RegEx for three tricky string patterns

I want to find out an Instagram username from a profile page.

The thing is users choose how to address their usernames. (So, it is tricky to make computer get the pattern with RegEx)

All of patterns I want to search are shown below (user posts their Instagram username using one of them):

IG: @user-name
I.G.: @user-name
Instagram: @user-name

I thought of this logic below but I got completely lost searching in RegEx documentation or examples suitable for this search.

My logic: ignorecase (IG or I.G. or I.G or instagram) + (possible space) + (possible :) + (possible space) + (possible @) + (username with - or _ in it) + (ends with space or new line or full stop)

In a word, I'd like to select a word(username) after "instagram" or "IG" or "I.G" excluding unnecessary characters like ":", "@" or spaces.

How can I do this in RegEx? One-liner might be an efficient, yet elegant answer.

P.S. I want to do this with Python re.

Solution

My logic: ignorecase(IG or I.G. or I.G or instagram) + (possible space) + (possible :) + (possible space) + (possible @) + (username with - or _ in it) + (ends with space or new line or full stop)

First, on prefix part (IG and Instagram:). You can use re.I or re.IGNORECASE argument on re.compile function to ignore cases, on I.G and instagram. Then use the | or the or on regex terms.

r'(instagram|I\.*G\.*)'

Then escape the . and use the question mark ? which indicates that it can either have one or none, also on possible space \s and possible colon :.

prefix = re.compile(r'(instagram|I\.*G\.*)\s?:?', re.IGNORECASE)

And then for the username. First, use the question mark ? on @ to indicate that it is optional. Then the two (.*) are the first and last (if any) part of the username separated by either dash or underscore (-|_)? which is also optional. username = re.compile(r'@?(.)(-|_)?(.)\s?$') Placing it altogether:

username_regex = re.compile(r'^(instagram|I\.?G\.?)\s?:?\s?(@?.*((-|_).*)?\s?)$', re.IGNORECASE)

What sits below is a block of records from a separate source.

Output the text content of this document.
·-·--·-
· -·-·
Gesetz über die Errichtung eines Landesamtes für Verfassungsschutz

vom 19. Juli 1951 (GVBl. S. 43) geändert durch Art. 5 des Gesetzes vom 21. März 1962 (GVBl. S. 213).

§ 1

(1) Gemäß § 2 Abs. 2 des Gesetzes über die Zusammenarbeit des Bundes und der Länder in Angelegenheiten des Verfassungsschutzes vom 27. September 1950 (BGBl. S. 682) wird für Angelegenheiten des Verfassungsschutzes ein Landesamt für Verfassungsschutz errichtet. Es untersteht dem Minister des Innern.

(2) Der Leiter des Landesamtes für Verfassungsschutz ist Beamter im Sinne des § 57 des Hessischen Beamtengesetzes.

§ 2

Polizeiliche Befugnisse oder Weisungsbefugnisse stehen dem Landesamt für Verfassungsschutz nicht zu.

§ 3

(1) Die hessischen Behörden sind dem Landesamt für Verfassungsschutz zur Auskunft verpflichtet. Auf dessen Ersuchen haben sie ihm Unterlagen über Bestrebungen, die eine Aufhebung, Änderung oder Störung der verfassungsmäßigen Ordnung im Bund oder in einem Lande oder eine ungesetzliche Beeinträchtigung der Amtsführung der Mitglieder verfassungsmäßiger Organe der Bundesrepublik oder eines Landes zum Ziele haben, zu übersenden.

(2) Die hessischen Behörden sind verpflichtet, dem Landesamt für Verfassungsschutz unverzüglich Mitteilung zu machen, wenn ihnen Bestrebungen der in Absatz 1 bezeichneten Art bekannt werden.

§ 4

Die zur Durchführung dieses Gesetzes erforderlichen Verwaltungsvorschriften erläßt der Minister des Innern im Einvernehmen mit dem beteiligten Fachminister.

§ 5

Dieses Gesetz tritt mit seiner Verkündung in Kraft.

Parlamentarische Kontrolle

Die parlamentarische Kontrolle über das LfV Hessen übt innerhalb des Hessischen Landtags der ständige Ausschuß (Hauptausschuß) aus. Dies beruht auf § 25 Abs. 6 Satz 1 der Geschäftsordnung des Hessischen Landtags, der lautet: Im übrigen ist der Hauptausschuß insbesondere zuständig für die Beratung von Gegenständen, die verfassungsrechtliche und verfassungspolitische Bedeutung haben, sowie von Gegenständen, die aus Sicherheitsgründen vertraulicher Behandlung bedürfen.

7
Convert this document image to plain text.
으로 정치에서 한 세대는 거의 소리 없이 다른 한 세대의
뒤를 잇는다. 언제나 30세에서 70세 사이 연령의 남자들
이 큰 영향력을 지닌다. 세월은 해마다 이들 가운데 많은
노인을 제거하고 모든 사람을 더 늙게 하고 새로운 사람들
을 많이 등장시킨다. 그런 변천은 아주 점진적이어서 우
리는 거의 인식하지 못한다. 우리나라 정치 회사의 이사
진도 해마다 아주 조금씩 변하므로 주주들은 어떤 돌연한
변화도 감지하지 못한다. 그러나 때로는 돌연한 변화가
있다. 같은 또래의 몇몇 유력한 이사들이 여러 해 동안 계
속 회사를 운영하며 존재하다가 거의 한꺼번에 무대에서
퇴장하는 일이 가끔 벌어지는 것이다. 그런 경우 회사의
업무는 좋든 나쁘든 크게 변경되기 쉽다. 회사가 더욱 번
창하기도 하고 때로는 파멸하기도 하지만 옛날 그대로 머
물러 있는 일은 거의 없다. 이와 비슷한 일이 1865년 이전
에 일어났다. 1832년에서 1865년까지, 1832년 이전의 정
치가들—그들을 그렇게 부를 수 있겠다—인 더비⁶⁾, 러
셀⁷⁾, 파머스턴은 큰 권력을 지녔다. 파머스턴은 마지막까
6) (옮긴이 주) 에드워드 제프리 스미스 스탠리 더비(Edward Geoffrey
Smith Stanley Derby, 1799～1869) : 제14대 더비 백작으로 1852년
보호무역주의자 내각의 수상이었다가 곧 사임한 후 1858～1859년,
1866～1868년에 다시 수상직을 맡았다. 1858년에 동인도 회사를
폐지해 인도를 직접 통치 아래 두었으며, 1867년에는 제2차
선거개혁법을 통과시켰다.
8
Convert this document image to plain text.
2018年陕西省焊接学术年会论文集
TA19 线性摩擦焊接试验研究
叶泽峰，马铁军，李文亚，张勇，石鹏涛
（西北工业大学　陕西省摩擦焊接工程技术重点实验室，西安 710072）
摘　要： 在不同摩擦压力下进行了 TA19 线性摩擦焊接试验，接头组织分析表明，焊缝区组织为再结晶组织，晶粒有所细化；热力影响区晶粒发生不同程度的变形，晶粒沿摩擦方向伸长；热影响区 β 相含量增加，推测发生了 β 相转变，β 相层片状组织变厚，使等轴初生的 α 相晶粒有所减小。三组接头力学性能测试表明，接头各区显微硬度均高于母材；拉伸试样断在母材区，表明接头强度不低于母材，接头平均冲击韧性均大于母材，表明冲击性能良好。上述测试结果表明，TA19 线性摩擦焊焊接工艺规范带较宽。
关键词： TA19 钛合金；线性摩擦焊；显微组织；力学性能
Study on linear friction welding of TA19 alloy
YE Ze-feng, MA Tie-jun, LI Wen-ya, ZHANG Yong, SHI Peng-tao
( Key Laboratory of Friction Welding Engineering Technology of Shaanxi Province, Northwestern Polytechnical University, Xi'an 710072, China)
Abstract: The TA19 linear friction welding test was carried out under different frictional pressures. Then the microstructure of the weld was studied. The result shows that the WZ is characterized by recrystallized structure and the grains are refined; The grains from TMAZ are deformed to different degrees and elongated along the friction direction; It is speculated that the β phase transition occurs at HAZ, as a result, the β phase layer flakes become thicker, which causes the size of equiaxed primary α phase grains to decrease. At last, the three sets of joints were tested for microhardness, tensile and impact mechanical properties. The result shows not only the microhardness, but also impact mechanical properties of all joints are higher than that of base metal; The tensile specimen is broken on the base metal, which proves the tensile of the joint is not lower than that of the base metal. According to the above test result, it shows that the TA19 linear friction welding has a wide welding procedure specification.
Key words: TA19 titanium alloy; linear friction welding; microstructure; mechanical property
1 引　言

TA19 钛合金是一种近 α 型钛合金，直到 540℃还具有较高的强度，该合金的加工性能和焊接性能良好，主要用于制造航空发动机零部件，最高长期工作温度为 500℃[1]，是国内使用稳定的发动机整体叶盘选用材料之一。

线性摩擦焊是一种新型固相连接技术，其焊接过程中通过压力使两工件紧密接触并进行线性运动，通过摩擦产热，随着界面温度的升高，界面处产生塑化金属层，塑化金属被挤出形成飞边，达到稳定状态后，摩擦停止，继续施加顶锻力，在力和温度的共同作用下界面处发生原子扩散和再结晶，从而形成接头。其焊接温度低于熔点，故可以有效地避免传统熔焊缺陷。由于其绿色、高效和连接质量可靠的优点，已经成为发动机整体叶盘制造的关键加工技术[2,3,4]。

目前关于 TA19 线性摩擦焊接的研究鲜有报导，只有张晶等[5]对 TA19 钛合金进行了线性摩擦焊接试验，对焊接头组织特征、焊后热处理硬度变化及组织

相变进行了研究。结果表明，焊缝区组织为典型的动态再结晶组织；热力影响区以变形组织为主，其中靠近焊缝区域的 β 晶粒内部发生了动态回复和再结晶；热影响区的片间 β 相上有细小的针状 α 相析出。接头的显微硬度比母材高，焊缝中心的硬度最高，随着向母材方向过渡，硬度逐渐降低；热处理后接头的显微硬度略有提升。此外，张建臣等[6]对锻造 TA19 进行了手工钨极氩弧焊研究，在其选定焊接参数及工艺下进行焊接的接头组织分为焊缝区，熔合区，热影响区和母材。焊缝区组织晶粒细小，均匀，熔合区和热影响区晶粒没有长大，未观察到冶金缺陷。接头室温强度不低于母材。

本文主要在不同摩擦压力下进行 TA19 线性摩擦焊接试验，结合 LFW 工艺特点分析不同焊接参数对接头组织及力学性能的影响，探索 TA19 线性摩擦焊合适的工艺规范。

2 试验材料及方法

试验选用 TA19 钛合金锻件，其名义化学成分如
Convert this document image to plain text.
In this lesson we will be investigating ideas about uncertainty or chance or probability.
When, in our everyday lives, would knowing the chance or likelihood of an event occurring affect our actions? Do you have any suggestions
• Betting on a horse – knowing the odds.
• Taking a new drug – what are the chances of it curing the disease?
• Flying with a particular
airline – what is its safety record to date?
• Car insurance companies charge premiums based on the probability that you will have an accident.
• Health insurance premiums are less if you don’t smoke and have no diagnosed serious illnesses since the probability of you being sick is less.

I've performed some tests for this regex, here is the code.

import re

username_regex = re.compile(r'^(instagram|I\.?G\.?)\s?:?\s?(@?.*((-|_).*)?\s?)$', re.IGNORECASE)

tests = [
    'I.G.: @first-last',
    'I.G: @first-last',
    'I.g: @first-last',
    'I.g.: @first-last',
    'i.G: @first-last',
    'i.G.: @n-last',
    'i.g: @first-last',
    'i.g. @first-last',
    'I.G.:@first-last',
    'I.G@first-last',
    'I.g @first-last',
    'I.gfirst-last',
    'i.G: first_last',
    'i.G. first_last',
    'ig: first_last',
    'i.g. @first-last',
    'inStagram: @first-last',
    'instAgram: @first-last',
    'INSTAGRAM: @first-last',
]

not_matched = 0
for test in tests:
    searched = username_regex.search(test)

    if searched:
        print("MATCH ->", test)
        print(searched.group(), '\n\n')
    else:
        print("========", test)
        not_matched += 1

print(not_matched)
# >> 0

If you want to get the prefix and username, you can use the group() and groups() method. For example

searched.groups()
# ('I.G:', '@first-last', None, None)

searched.group(0) # 'I.G: @first-last'

# If you want to get the prefix
searched.group(1) # 'I.G:'

# If you want to get the username
searched.group(2) # '@first-last'

NOTE: It is possible that I am wrong here somewhere, if you found something wrong, please let me know. Thanks.